In essence, the situation is like being a winner of a lottery with more possible numbers than particles in the known universe; not only is it improbable that you should be a winner, but ultimately there is no explanation for why you hold a ticket in the first place. Why, in other words, was the specific configuration of matter that would bring you into being even something that was naturally occurring in the universe? There are a great many more possible configurations that just wouldn't work, but yours happened to be compatible with actual existence, granting you a ticket in the lottery of sperms and eggs that eventually created the zygote with your signature. Universalism just says: you have all the tickets, so it is no surprise that you exist.

For me like for most people, the perspective is simple: I exist because my parents decided to make a baby, or in my case just because they had one, and I just happen to be that baby. I never asked myself how likely it was that this baby should be me. I believe most people are like me in this respect. I think the reason for that is fairly simple. We're just completely ignorant as to how the universe and nature works. And to be honest, even as I know a lot more about the scientific view of the universe than when I was young, I still don't take it to be anything more than a theory when it comes to the real fundamentals of reality, and however well supported this theory may look to the specialist. The implication is that I have personally no view as to the prior likelihood of my own existence.

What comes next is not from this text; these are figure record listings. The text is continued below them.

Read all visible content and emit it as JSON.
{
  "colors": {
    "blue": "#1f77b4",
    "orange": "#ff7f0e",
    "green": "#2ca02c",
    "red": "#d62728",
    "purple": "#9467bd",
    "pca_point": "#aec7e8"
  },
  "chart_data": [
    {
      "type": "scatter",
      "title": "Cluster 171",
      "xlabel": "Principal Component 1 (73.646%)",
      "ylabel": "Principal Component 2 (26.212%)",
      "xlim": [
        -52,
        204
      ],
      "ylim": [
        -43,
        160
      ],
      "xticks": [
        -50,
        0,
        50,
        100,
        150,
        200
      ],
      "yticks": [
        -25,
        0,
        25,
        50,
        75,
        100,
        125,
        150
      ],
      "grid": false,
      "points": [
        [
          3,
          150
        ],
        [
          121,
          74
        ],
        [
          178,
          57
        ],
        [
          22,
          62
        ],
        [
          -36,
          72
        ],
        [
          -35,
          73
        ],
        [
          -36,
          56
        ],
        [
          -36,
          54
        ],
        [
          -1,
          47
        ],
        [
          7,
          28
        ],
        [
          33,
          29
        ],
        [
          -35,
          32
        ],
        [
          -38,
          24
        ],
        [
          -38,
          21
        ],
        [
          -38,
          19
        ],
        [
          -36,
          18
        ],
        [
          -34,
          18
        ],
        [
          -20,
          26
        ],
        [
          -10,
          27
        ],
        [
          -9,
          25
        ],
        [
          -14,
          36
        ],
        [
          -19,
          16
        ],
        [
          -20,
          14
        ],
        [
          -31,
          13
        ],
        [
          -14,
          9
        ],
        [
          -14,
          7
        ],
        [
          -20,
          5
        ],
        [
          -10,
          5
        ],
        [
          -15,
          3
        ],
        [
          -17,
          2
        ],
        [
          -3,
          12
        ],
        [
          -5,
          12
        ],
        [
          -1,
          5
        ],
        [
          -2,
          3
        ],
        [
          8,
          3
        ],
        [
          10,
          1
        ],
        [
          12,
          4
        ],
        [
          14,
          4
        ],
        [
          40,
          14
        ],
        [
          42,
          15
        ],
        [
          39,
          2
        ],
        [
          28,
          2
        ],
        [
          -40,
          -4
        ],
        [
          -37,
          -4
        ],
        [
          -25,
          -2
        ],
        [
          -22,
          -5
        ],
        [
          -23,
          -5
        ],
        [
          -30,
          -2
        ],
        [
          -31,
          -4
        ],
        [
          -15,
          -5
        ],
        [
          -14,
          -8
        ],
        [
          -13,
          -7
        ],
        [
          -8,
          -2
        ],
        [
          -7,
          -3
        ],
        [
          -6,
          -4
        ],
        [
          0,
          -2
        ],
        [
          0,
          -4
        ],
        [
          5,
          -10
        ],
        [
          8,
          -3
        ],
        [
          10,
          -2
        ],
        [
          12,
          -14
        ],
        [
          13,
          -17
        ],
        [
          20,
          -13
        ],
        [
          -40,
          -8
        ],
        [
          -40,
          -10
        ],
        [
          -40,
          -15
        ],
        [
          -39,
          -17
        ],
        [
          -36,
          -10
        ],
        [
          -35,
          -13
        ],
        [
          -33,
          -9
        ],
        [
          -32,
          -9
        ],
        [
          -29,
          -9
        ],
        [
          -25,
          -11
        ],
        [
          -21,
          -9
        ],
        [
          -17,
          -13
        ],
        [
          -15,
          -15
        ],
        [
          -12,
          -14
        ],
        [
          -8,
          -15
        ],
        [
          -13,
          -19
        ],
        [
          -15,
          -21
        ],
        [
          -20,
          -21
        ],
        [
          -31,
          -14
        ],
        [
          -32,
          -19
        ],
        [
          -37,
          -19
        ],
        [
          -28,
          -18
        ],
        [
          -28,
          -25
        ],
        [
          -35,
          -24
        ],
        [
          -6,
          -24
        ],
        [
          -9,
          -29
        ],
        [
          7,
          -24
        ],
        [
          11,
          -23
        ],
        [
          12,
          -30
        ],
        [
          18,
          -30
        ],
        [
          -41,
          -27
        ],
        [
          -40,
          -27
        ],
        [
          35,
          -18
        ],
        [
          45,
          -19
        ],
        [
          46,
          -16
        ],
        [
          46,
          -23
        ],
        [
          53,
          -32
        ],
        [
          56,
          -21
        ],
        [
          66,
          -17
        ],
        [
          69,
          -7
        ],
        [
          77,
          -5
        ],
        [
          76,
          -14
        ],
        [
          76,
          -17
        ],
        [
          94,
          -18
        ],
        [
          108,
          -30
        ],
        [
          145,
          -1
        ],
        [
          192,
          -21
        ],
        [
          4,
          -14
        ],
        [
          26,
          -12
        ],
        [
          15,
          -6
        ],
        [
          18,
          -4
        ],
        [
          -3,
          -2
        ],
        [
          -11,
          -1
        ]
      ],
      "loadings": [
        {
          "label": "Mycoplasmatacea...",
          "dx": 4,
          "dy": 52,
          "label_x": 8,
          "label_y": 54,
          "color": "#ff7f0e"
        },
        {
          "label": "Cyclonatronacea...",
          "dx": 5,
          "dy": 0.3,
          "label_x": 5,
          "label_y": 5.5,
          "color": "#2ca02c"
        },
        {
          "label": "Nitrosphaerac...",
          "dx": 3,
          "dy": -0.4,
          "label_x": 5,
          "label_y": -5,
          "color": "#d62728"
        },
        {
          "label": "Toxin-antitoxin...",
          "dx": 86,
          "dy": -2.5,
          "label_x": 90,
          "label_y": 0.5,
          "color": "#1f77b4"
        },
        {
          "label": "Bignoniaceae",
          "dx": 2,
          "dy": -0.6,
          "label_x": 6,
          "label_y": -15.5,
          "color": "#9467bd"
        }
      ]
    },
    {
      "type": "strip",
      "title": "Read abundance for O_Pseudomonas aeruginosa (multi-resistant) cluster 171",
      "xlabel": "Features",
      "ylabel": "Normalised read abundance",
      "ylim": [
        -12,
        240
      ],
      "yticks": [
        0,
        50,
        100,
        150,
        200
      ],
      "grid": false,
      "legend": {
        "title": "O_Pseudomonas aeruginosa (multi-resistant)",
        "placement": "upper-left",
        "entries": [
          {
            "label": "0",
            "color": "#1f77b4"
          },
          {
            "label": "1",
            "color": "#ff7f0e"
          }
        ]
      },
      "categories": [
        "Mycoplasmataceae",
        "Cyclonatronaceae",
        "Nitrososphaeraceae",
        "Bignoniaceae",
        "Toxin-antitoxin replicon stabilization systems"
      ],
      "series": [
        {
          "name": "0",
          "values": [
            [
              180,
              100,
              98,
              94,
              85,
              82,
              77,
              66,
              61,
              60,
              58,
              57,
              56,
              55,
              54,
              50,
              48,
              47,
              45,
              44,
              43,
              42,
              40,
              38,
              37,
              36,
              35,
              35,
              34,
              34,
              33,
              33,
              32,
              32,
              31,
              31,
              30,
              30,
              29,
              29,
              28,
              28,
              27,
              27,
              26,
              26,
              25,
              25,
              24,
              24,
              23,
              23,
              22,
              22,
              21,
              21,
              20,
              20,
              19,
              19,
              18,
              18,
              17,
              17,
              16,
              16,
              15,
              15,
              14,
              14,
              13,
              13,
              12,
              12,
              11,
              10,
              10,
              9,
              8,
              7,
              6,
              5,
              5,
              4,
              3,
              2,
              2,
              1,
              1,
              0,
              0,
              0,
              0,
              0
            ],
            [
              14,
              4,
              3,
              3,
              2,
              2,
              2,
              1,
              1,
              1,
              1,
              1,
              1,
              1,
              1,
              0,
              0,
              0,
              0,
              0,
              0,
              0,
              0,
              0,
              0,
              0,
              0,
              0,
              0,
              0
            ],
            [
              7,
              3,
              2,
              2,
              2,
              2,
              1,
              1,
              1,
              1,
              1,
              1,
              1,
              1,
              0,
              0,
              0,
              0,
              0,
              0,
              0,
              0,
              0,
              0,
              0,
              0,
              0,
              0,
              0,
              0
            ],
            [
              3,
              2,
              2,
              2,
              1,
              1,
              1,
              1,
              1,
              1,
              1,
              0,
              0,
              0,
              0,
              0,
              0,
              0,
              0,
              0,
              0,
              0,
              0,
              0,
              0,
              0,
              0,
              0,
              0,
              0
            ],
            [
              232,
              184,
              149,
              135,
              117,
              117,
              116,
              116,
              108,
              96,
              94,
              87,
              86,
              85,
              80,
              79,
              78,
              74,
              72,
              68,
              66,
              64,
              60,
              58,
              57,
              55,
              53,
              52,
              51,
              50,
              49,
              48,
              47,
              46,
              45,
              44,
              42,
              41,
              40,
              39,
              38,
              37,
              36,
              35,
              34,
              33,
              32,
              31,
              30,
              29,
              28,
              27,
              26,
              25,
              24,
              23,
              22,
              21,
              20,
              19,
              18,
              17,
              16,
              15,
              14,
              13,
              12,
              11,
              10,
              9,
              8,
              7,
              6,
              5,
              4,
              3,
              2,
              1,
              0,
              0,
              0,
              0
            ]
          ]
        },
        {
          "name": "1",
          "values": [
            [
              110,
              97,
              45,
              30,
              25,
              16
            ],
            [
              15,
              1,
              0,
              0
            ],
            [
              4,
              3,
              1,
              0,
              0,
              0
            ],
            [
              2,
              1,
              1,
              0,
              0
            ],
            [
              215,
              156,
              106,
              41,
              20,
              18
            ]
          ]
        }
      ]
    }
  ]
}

Today, the situation is a little bit different because I think of consciousness as possibly essentially bare consciousness, i.e. something undifferentiated. I see who I am as just a given, an accident, just as a particular stone still has to found itself in one particular location. I used to see the fact of being conscious of one person in particular as extremely puzzling. Why this particular person? Clearly, whatever is going on inside the mind of one person is necessarily 'localised', i.e. it necessarily has a local perspective on the universe. What was puzzling to me was to imagine the consciousness of other people. So many of them. Why was my consciousness not that of another person rather than that of me. So, I guess, we arrived at broadly the same kind of puzzle. Yet, if I take normal consciousness to be essentially bare consciousness, and therefore undifferentiated consciousness, with somehow an access to a particular brain and to its information store to give it content and a sense of self, then there's no longer any puzzle. Being me is just an accident. I could have been anybody else, perhaps not even a human being, perhaps not even a sentient being. Perhaps not even a thing. Just a location in space-time. And that would be fairly inevitable. In a way, our perspective are not so different. Except, I don't see the use of conceiving of bare consciousness as a 'me'. On the contrary. The me-ness belongs to my body. Consciousness, as essentially bare consciousness, is devoid of personhood.

That still doesn't explain much of the situation we're in but it's definitely contradictory with your position, at least concerning "me-ness".

And again, I still don't see how to decide who may be right, if any one of us.